“Too many American kids are set up for failure when they are born into what might be called the “broken class,” where violence, mental illness, drugs and sexual abuse infuse childhood. Yes, such young people sometimes do stupid things, but as a society, we fail them long before they fail us.
There are no silver bullets to eradicate these challenges, but there is “silver buckshot” — an array of policies that make a difference. Early childhood initiatives have a particularly good record, as do efforts to promote work, like the earned-income tax credit. Financial literacy programs help families manage money — and avoid buying large-screen TVs on credit.
One indication that we have the tools and know-how to cut poverty is that other countries have done so. In Britain in 1999, Prime Minister Tony Blair announced a major attack on child poverty, and over the next five years the child poverty rate there dropped to 14 percent from 26 percent.”

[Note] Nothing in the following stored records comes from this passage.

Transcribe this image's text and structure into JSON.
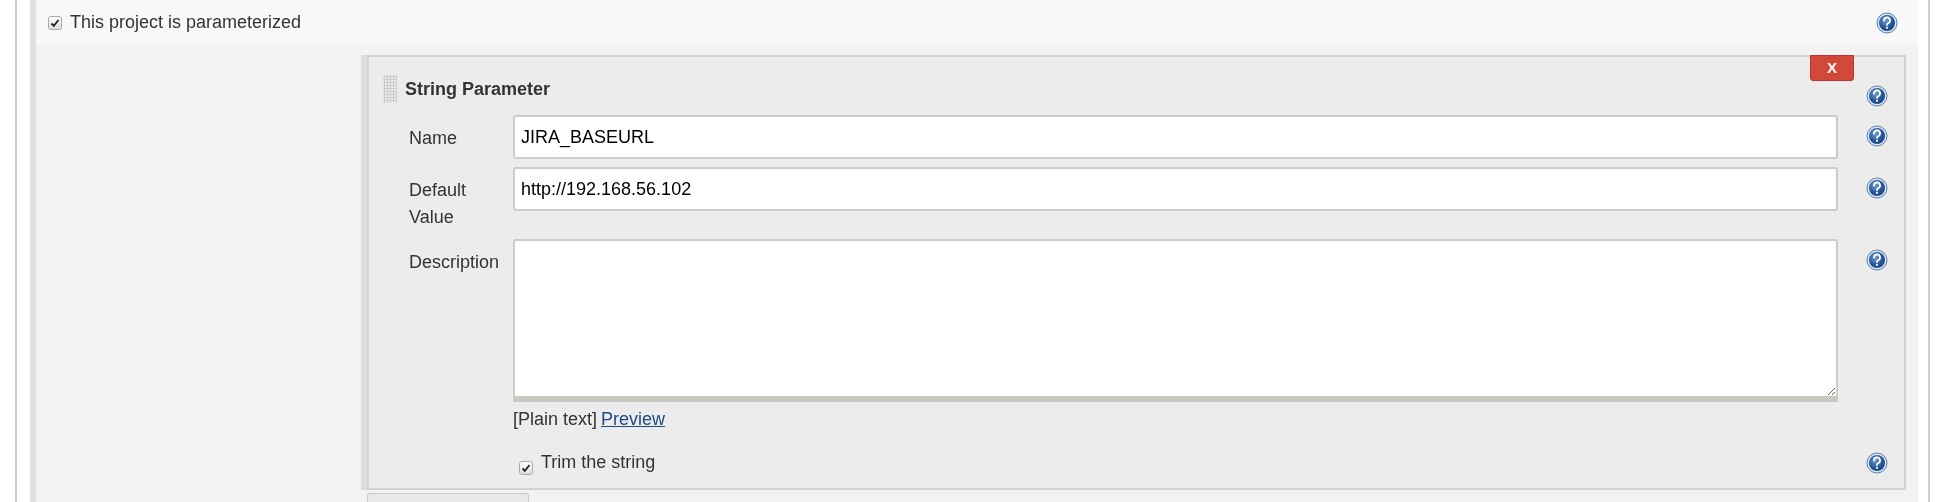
{
  "parameterized": {
    "label": "This project is parameterized",
    "checked": true
  },
  "parameter": {
    "title": "String Parameter",
    "delete_button": "X",
    "fields": [
      {
        "kind": "input",
        "label": "Name",
        "value": "JIRA_BASEURL"
      },
      {
        "kind": "input",
        "label": "Default Value",
        "value": "http://192.168.56.102"
      },
      {
        "kind": "textarea",
        "label": "Description"
      }
    ],
    "format_note": "[Plain text]",
    "preview_link": "Preview",
    "trim": {
      "label": "Trim the string",
      "checked": true
    }
  }
}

Great writing. Kristof also writes: “Bethany and Cassidy are similar — both ebullient, friendly personalities, charming and quick to laugh. But in effect they grew up on different planets. And anybody who blames Bethany for her troubles doesn’t understand the axiom of America today: Talent is universal, but opportunity is not.”
I’m not familiar with this axiom, and talent is certainly not universal. But Kathleen heard it from her dad. She understands it to mean that the distribution of talent is wider than the distribution of opportunity.